Friday, 10 January 2014

Social Service Offices: Help in a jiffy for the needy

Social Service Offices, launched six months ago, aim to improve the way help is offered to the needy. The Straits Times spent a day at the Kreta Ayer office to find out how it is benefiting HDB towns.
By Janice Tai, The Straits Times, 9 Jan 2014

DIM street lighting made it a long and sometimes fearful walk home for elderly residents of the Jalan Kukoh estate.

For younger ones it made the area unwelcoming, and those who did visit would do so only to smoke or loiter inconspicuously.

Last October, the residents' committee raised the matter with community partners such as the Housing Board and Tanjong Pagar Town Council, and brighter lights were installed within a month.

It was one of many changes brought about within the estate after the Kreta Ayer Social Service Office (SSO) at Sago Lane was opened last July in an effort to bring help closer to those who need it.

The office, which oversees the Bukit Merah and Outram area, is one of 10 set up by the Ministry of Social and Family Development last year.

Offices in Bukit Merah, Choa Chu Kang and Boon Lay opened last month and others will be set up in Ang Mo Kio, Bedok, Queenstown and Sengkang by June.

The plan is to create a network of 20 such offices - one for each of the bigger HDB towns - in the next two years. They will administer the area's financial and social assistance programmes and act as coordinators and planners of social services.

MP for Tanjong Pagar GRC Lily Neo said needy residents also benefited when she referred around 100 cases to the Kreta Ayer SSO after talking to them at her Meet-the-People sessions.

"Their applications get processed and they get interviewed within two weeks - unlike in the past when it would have taken at least one month," she said.

Since it opened, the office has handled 2,700 cases seeking financial and other assistance.

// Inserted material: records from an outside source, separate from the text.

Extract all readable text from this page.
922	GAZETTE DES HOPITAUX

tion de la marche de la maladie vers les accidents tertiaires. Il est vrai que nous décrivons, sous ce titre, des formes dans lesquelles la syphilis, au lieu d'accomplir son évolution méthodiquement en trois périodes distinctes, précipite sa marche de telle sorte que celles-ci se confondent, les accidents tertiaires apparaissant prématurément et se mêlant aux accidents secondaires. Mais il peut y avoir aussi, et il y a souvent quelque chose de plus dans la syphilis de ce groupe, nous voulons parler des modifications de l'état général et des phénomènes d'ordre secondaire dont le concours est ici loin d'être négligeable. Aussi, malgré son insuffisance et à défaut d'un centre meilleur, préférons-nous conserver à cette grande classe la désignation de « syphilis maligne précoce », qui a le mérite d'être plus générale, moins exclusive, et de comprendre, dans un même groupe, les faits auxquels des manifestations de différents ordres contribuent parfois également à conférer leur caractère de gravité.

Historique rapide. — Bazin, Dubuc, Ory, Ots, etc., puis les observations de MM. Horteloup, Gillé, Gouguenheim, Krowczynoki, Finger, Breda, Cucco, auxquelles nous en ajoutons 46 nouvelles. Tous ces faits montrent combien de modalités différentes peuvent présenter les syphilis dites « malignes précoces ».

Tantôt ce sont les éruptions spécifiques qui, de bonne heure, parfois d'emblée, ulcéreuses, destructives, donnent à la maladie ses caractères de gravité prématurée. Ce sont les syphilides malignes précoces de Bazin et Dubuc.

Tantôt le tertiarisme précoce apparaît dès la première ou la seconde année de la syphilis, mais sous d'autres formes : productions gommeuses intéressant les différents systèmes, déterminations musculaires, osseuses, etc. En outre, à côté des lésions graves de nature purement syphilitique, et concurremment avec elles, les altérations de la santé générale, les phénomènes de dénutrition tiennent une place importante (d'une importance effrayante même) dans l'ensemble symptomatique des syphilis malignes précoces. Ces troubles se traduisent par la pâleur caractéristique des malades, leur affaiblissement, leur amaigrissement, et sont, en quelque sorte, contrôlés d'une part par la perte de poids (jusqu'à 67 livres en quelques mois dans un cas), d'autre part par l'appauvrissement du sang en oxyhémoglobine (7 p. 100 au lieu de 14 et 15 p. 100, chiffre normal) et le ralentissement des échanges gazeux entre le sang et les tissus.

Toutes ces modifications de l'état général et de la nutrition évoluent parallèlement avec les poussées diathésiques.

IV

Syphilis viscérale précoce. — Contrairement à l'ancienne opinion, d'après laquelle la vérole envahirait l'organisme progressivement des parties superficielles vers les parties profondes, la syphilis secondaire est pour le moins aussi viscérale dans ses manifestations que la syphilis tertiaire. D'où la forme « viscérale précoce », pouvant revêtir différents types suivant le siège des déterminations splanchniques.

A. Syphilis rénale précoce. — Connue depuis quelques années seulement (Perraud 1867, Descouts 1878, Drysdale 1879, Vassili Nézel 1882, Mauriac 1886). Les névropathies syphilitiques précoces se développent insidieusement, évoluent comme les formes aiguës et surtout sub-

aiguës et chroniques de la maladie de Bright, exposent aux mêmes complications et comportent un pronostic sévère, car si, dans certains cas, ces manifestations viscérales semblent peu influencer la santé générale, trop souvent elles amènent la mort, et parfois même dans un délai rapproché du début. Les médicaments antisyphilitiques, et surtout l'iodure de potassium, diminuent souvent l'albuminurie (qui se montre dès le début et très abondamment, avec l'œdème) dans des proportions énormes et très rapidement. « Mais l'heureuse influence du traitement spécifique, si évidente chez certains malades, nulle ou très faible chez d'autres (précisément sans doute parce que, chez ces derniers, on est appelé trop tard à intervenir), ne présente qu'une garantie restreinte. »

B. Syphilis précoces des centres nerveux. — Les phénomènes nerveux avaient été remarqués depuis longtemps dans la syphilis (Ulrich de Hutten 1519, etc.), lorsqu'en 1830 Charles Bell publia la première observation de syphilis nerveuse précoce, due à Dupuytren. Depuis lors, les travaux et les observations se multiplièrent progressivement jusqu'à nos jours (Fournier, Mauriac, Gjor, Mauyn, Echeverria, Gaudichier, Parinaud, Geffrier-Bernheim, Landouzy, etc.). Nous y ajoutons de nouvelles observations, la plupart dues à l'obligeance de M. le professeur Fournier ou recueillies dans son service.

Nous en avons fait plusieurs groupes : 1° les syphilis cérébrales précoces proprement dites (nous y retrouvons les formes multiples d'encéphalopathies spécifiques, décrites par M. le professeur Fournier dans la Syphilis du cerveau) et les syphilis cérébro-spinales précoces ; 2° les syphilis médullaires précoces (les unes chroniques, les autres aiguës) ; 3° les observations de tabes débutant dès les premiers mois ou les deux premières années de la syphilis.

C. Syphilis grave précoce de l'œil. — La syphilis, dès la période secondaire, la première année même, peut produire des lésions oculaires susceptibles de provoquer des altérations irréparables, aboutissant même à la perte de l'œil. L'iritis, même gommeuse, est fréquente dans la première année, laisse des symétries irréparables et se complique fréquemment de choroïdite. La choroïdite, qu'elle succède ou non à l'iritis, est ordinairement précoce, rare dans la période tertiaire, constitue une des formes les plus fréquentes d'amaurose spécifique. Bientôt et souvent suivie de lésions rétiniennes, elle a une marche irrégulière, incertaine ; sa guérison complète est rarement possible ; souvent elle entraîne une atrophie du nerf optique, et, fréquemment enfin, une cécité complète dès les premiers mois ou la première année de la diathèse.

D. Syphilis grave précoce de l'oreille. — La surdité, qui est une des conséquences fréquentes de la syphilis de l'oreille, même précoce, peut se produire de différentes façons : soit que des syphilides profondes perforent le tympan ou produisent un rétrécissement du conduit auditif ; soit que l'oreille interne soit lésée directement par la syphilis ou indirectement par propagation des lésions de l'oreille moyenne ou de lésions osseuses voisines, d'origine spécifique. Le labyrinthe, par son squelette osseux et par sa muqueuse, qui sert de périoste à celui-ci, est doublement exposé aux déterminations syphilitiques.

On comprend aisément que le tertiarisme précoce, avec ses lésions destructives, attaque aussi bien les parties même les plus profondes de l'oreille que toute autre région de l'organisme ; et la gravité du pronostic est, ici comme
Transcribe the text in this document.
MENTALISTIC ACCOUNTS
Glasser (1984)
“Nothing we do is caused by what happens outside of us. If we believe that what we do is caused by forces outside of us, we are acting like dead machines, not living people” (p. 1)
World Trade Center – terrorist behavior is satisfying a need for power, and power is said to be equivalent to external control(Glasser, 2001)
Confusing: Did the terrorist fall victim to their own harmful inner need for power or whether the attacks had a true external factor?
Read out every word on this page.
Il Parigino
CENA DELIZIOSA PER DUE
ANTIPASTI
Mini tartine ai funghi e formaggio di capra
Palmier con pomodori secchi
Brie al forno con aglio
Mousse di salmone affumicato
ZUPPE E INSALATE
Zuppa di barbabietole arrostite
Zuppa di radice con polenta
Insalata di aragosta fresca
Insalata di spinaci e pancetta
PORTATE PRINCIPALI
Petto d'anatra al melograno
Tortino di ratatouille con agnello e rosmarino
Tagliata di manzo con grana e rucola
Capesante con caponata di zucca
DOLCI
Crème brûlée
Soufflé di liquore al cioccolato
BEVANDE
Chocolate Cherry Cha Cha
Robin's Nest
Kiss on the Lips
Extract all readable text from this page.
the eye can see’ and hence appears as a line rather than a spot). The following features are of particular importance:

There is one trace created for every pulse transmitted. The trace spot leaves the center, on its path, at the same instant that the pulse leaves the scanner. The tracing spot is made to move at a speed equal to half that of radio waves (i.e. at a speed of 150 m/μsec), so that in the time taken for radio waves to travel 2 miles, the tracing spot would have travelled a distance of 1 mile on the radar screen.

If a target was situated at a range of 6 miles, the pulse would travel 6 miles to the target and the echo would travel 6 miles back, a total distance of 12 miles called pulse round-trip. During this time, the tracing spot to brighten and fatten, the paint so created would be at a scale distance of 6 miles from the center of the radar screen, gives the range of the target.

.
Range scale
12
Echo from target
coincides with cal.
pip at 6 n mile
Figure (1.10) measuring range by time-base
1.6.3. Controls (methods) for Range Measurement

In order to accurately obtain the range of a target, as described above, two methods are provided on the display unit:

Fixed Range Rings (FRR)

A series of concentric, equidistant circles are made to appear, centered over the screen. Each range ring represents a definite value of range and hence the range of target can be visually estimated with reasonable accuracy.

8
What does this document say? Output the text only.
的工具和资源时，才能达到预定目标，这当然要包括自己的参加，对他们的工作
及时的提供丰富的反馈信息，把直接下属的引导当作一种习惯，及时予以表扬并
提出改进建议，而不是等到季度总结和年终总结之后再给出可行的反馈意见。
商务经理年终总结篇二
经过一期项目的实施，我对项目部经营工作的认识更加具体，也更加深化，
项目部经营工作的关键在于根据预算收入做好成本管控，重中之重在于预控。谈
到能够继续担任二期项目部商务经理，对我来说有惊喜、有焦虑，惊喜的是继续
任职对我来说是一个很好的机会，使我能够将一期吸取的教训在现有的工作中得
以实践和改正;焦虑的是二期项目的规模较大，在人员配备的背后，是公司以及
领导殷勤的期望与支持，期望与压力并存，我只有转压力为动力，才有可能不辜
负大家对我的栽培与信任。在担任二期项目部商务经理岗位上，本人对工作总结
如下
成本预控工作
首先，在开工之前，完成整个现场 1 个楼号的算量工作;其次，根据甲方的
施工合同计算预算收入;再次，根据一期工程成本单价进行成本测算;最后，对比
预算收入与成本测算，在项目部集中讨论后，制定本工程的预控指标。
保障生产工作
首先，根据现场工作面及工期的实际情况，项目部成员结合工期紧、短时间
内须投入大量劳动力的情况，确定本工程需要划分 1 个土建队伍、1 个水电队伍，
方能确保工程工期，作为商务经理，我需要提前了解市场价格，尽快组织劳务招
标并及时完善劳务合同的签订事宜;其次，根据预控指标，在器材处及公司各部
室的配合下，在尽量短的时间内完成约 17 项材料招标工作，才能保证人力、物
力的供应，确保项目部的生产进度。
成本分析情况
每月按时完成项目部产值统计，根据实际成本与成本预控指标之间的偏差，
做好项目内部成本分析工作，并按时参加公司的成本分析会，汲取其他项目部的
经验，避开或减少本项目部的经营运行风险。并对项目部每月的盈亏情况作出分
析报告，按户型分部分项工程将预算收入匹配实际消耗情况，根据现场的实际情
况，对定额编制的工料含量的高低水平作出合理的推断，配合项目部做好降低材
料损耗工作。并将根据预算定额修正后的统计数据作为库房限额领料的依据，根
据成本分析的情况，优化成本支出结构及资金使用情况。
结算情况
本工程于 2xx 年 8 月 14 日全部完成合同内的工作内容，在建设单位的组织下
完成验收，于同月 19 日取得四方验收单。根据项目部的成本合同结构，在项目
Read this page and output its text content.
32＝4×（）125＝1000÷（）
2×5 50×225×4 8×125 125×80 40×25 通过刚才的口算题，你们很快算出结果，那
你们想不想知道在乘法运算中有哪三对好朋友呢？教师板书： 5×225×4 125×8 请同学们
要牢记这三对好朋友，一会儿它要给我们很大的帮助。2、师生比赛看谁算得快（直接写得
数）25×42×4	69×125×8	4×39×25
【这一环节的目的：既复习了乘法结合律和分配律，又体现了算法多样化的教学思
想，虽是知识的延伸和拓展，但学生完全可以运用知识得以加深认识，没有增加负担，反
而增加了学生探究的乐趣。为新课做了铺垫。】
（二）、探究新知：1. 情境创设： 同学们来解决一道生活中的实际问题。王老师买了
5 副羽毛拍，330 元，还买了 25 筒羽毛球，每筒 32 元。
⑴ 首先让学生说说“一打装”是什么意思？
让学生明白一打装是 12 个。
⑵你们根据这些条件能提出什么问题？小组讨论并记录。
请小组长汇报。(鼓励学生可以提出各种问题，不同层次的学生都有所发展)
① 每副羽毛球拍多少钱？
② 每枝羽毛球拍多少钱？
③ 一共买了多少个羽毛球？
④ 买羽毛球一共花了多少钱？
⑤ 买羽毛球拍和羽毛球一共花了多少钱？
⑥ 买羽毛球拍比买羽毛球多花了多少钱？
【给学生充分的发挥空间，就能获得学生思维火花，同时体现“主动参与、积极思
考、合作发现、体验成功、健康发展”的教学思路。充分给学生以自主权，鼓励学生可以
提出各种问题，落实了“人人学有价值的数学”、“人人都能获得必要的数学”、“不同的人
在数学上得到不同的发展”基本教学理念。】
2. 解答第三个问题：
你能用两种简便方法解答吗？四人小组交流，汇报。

About 80 per cent of the applications received last year came from walk-ins or self-referrals. The rest were referred by community partners such as voluntary welfare organisations.

Residents with several needs are linked up with other help agencies such as hospitals, HDB branch offices and senior activity centres.

Every week, officers from the SSO meet ground agencies such as the Tanjong Pagar Family Service Centre (FSC) and Central Singapore Community Development Council to identify needs and social trends particular to the neighbourhood.

This information is then shared with other members of a work group consisting of local agencies such as the Tanjong Pagar Town Council and Bukit Merah East Neighbourhood Police Centre and national agencies like the Workforce Development Agency to brainstorm solutions.

Such closer ties are helping things get done quicker for residents. For instance, the agencies got together to organise the estate's first social service roadshow at a void deck last October to raise awareness of the different services available. More than 500 residents, mostly from rental flats, visited booths run by 12 agencies.

In their regular discussions, community agencies also brought up the issue of a lack of youth services in areas like Chinatown and Tiong Bahru, which are commonly associated with the elderly.

SSO staff surveyed the estate and found that about 20 to 30 per cent of families living in rental flats in Jalan Kukoh and Lengkok Bahru have young children. As a result, they are now working on projects for young families, such as having a social enterprise provide low-income mothers with milk powder, and arranging for a monthly mobile library service.

The SSO is also working with the town council and other partners to create a new street soccer court and football mentorship programme to channel youngsters' energy.

"We have been trying to get some of these projects going for years," said Mr Udhia Kumar, executive director of Tanjong Pagar FSC. "But they are finally gaining traction because the SSO is able to get everyone together to sit down and discuss how to tackle them."